While this is not one of the hardest parts, it’s good to have this working (and use the ML401 board to listen to music )
By now, all known bugs are fixed in the image warping engine, and I can already make some visual effects using the FPGA board
I had to resort to GPL Cver and good old PLI to find the source of the problems (mostly due to a stupid typo in the code of the DMA write engine) since working around Verilator bugs would have been too tedious. Cver is many times slower, but more reliable.
I also moved the CSRs to a dedicated bus, since Wishbone caused some problems :
- Wishbone is made to support variable latency through the “ack” signal, whereas CSRs are, as their name suggests, registers that can usually be accessed in one clock cycles on FPGA architectures. In this case, most of the time this signal causes useless complications and timing problems. The new bus requires all accesses to be made within one cycle and removes the “ack” signal.
- Wishbone has two signal for qualifying a cycle, which are “cyc” and “stb” and serve no real purpose when accessing CSRs. There is usually a single master, and the address decoding can be made at the slave. So those signals can and have been removed.
- Wishbone requires a multiplexer in the slave to master data path. By adding the requirement that a slave puts out a zero value when it is not addressed, that multiplexer can be replaced by a potentially distributed OR that can improve timing and make chip layout easier (since the CSR bus is made to connect many peripherals that can cover a large area of the chip, timing is important).
- All CSR bus signals are explicitly shared between the slaves except the slave to master data. This makes the interconnect code much more readable.
- This issue is not specific to Wishbone, but the Wishbone to CSR bus bridge implemented in the Milkymist SoC registers all signals passing through the two bus, in order to improve timing when more devices are added to Wishbone (and that’s what will happen in Milkymist, since the shader and audio DMA still need to be added to this bus).
To sum up, I have made this diagram of the system architecture, with the current progress.
I eventually finished coding the FML DMA engines for the warper, ran some simulations, integrated the warper into the SoC and synthesized everything. And it even met timing at 100MHz, after slight modifications
Now has come the tedious bug-hunting phase. By now, everything is working, except that approximately one time out of 400, the source pixel seems not to be read correctly, resulting in visible black and white dots on the image. Sounds like some corner case with pipeline handshakes and cache status is not handled properly. To make things worse, Verilator is prone to a serious Heisenbug : adding a $display in a clocked “always” block to monitor a suspicious signal sometimes prints another value as the one written to the registers. Also, registering data with blocking assignments in one always block and then recapturing it with non-blocking assignments in another block sometimes yields incorrect results.

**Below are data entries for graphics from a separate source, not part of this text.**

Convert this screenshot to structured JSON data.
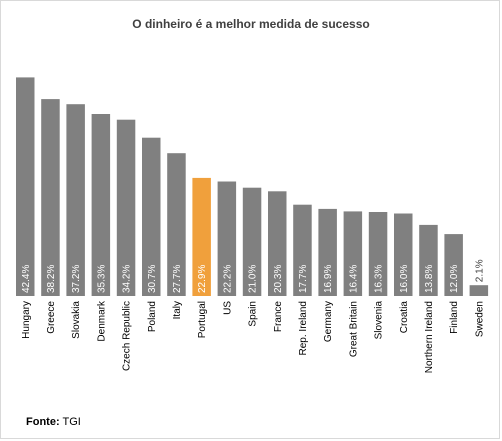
{
  "chart_data": {
    "type": "bar",
    "title": "O dinheiro é a melhor medida de sucesso",
    "categories": [
      "Hungary",
      "Greece",
      "Slovakia",
      "Denmark",
      "Czech Republic",
      "Poland",
      "Italy",
      "Portugal",
      "US",
      "Spain",
      "France",
      "Rep. Ireland",
      "Germany",
      "Great Britain",
      "Slovenia",
      "Croatia",
      "Northern Ireland",
      "Finland",
      "Sweden"
    ],
    "values": [
      42.4,
      38.2,
      37.2,
      35.3,
      34.2,
      30.7,
      27.7,
      22.9,
      22.2,
      21.0,
      20.3,
      17.7,
      16.9,
      16.4,
      16.3,
      16.0,
      13.8,
      12.0,
      2.1
    ],
    "data_labels": [
      "42.4%",
      "38.2%",
      "37.2%",
      "35.3%",
      "34.2%",
      "30.7%",
      "27.7%",
      "22.9%",
      "22.2%",
      "21.0%",
      "20.3%",
      "17.7%",
      "16.9%",
      "16.4%",
      "16.3%",
      "16.0%",
      "13.8%",
      "12.0%",
      "2.1%"
    ],
    "highlight": "Portugal",
    "bar_color": "#808080",
    "highlight_color": "#f0a03c",
    "xlabel": "",
    "ylabel": "",
    "ylim": [
      0,
      45
    ],
    "grid": false,
    "legend": "none"
  },
  "source": {
    "label": "Fonte",
    "separator": ":",
    "text": " TGI"
  }
}
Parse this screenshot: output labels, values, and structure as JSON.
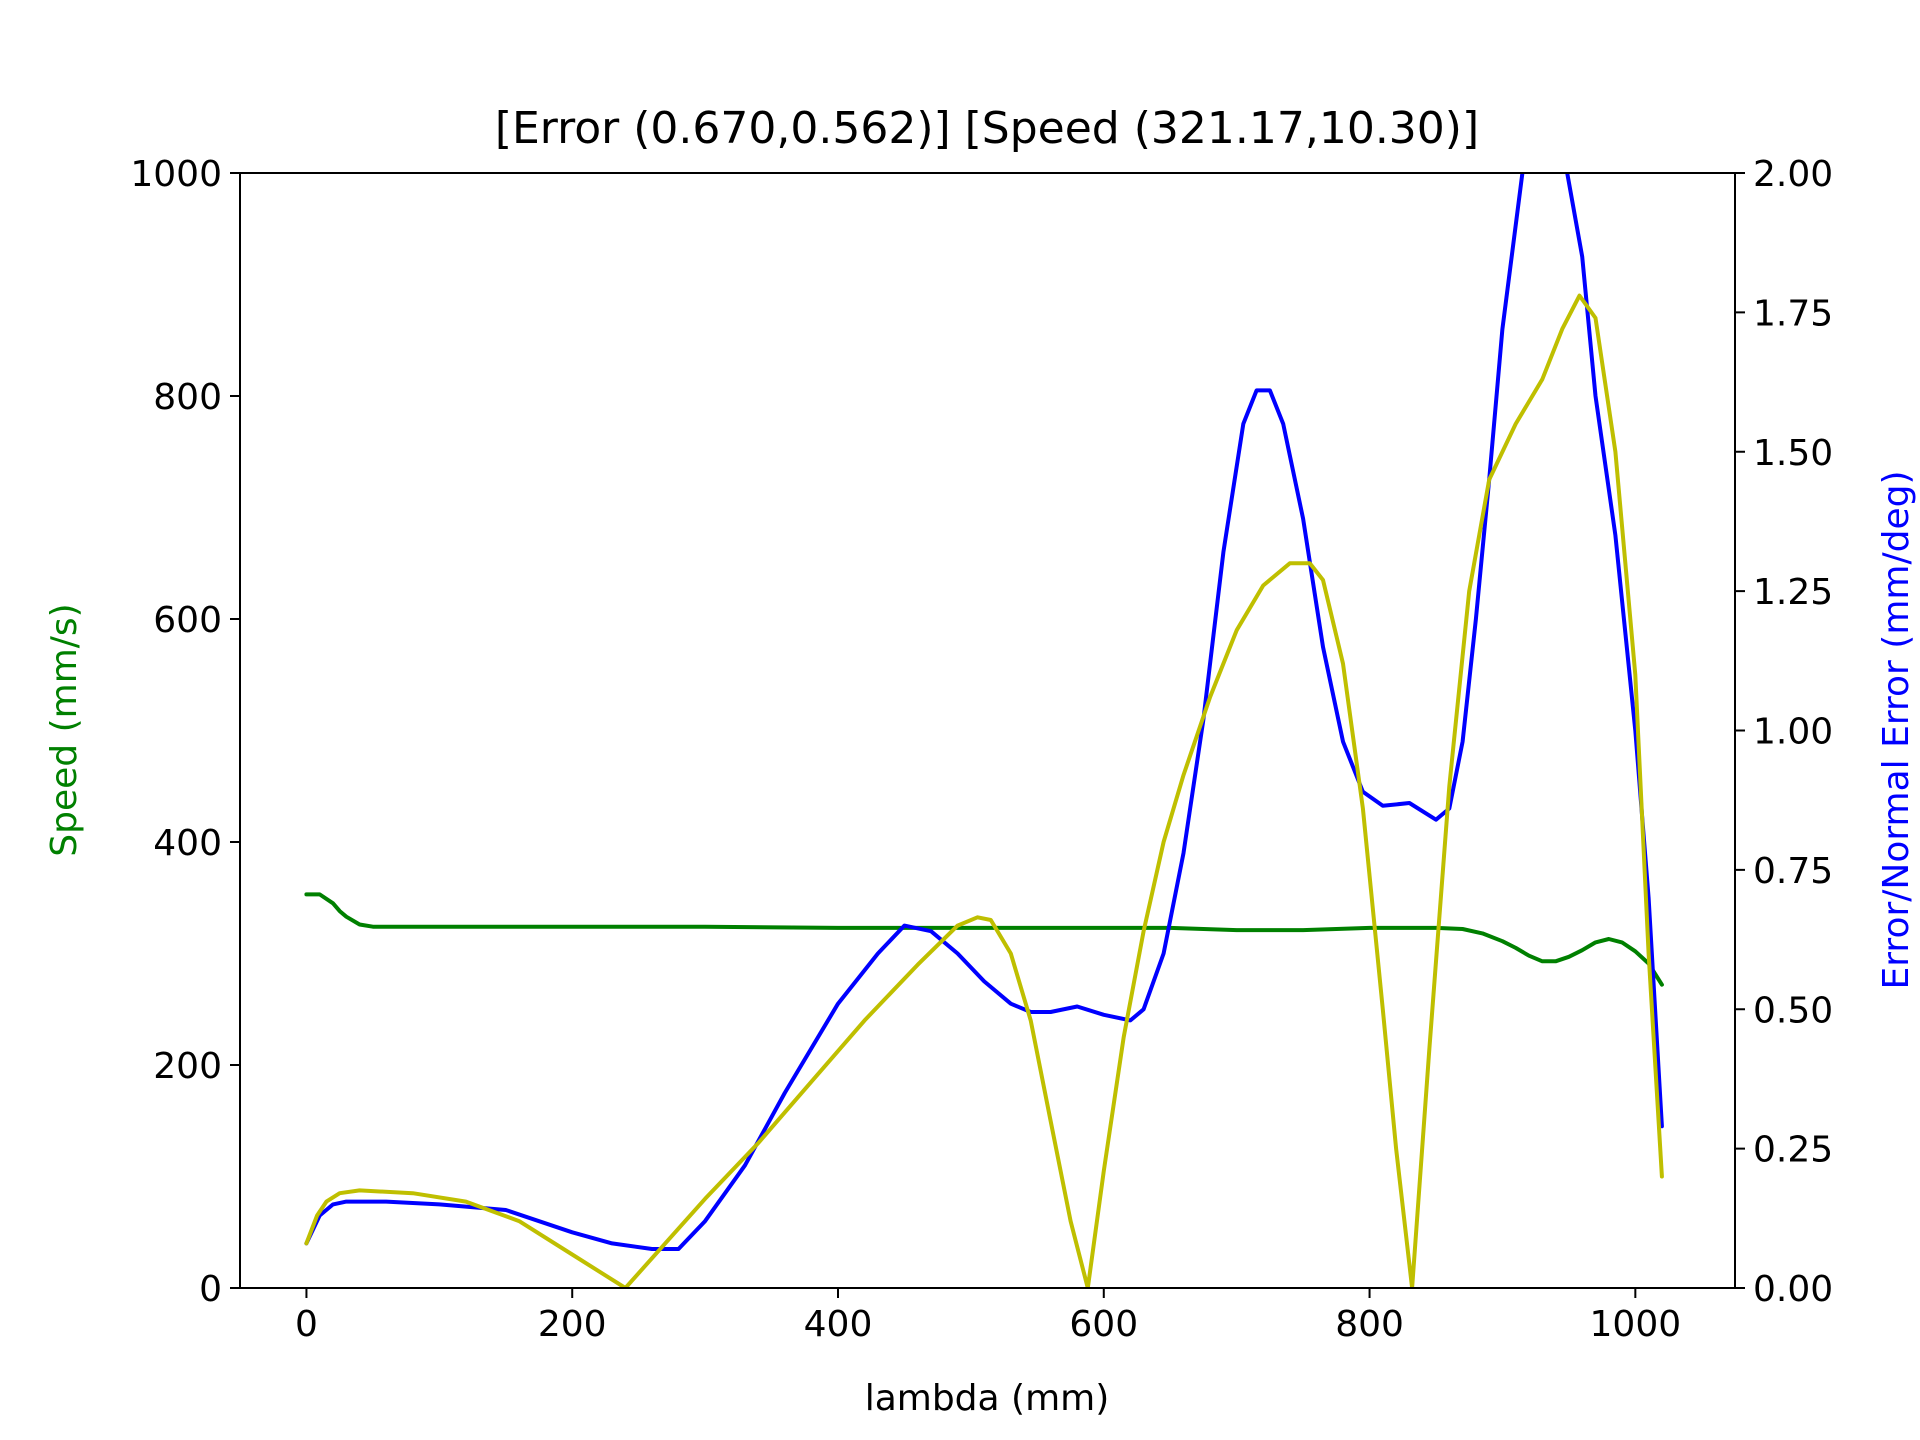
{
  "chart_data": {
    "type": "line",
    "title": "[Error (0.670,0.562)] [Speed (321.17,10.30)]",
    "xlabel": "lambda (mm)",
    "ylabel_left": "Speed (mm/s)",
    "ylabel_right": "Error/Normal Error (mm/deg)",
    "xlim": [
      -50,
      1075
    ],
    "ylim_left": [
      0,
      1000
    ],
    "ylim_right": [
      0.0,
      2.0
    ],
    "x_ticks": [
      "0",
      "200",
      "400",
      "600",
      "800",
      "1000"
    ],
    "y_left_ticks": [
      "0",
      "200",
      "400",
      "600",
      "800",
      "1000"
    ],
    "y_right_ticks": [
      "0.00",
      "0.25",
      "0.50",
      "0.75",
      "1.00",
      "1.25",
      "1.50",
      "1.75",
      "2.00"
    ],
    "grid": false,
    "colors": {
      "speed": "#008000",
      "error": "#0000ff",
      "normal_error": "#bfbf00",
      "axes": "#000000"
    },
    "series": [
      {
        "axis": "left",
        "color": "#008000",
        "x": [
          0,
          10,
          20,
          25,
          30,
          40,
          50,
          100,
          200,
          300,
          400,
          500,
          550,
          650,
          700,
          750,
          800,
          850,
          870,
          885,
          900,
          910,
          920,
          930,
          940,
          950,
          960,
          970,
          980,
          990,
          1000,
          1010,
          1020
        ],
        "y": [
          353,
          353,
          345,
          338,
          333,
          326,
          324,
          324,
          324,
          324,
          323,
          323,
          323,
          323,
          321,
          321,
          323,
          323,
          322,
          318,
          311,
          305,
          298,
          293,
          293,
          297,
          303,
          310,
          313,
          310,
          302,
          291,
          272
        ]
      },
      {
        "axis": "right",
        "color": "#0000ff",
        "x": [
          0,
          10,
          20,
          30,
          40,
          60,
          100,
          150,
          200,
          230,
          260,
          280,
          300,
          330,
          360,
          400,
          430,
          450,
          470,
          490,
          510,
          530,
          545,
          560,
          580,
          600,
          620,
          630,
          645,
          660,
          675,
          690,
          705,
          715,
          725,
          735,
          750,
          765,
          780,
          795,
          810,
          830,
          850,
          860,
          870,
          880,
          890,
          900,
          915,
          930,
          945,
          960,
          970,
          985,
          1000,
          1010,
          1020
        ],
        "y": [
          0.08,
          0.13,
          0.15,
          0.155,
          0.155,
          0.155,
          0.15,
          0.14,
          0.1,
          0.08,
          0.07,
          0.07,
          0.12,
          0.22,
          0.35,
          0.51,
          0.6,
          0.65,
          0.64,
          0.6,
          0.55,
          0.51,
          0.495,
          0.495,
          0.505,
          0.49,
          0.48,
          0.5,
          0.6,
          0.78,
          1.02,
          1.32,
          1.55,
          1.61,
          1.61,
          1.55,
          1.38,
          1.15,
          0.98,
          0.89,
          0.865,
          0.87,
          0.84,
          0.86,
          0.98,
          1.2,
          1.45,
          1.72,
          2.0,
          2.08,
          2.05,
          1.85,
          1.6,
          1.35,
          1.0,
          0.7,
          0.29
        ]
      },
      {
        "axis": "right",
        "color": "#bfbf00",
        "x": [
          0,
          8,
          15,
          25,
          40,
          80,
          120,
          160,
          200,
          240,
          270,
          300,
          340,
          380,
          420,
          460,
          490,
          505,
          515,
          530,
          545,
          560,
          575,
          588,
          600,
          615,
          630,
          645,
          660,
          680,
          700,
          720,
          740,
          755,
          765,
          780,
          795,
          810,
          820,
          832,
          845,
          860,
          875,
          890,
          910,
          930,
          945,
          958,
          970,
          985,
          1000,
          1010,
          1020
        ],
        "y": [
          0.08,
          0.13,
          0.155,
          0.17,
          0.175,
          0.17,
          0.155,
          0.12,
          0.06,
          0.0,
          0.08,
          0.16,
          0.26,
          0.37,
          0.48,
          0.58,
          0.65,
          0.665,
          0.66,
          0.6,
          0.48,
          0.3,
          0.12,
          0.0,
          0.21,
          0.45,
          0.64,
          0.8,
          0.92,
          1.06,
          1.18,
          1.26,
          1.3,
          1.3,
          1.27,
          1.12,
          0.86,
          0.5,
          0.25,
          0.0,
          0.43,
          0.9,
          1.25,
          1.45,
          1.55,
          1.63,
          1.72,
          1.78,
          1.74,
          1.5,
          1.1,
          0.6,
          0.2
        ]
      }
    ]
  }
}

After these issues are sorted out, the next steps are implementing bilinear filtering (optional, only improves image quality) and negative off-screen coordinates (to be able to implement effects like centered zooming of the screen). The last major steps to a fully fledged MilkDrop implementation would then be a fast FPU and the software.
About performance, the fill rate in the fully running SoC with a VGA output at 640×480@60Hz has dropped to 30 MPixels/s. Analyzing the pipeline handshakes reveals that most of this performance hit is due to the read latency of the memory system. In the future, this could be improved by using a dual-port RAM for the source image cache, so that in the event of a cache miss, the DMA read engine can continue processing the stream of incoming requests while refilling the cache to honor the request that caused the cache miss. But 30MPixels/s is still enough to get good visual effects.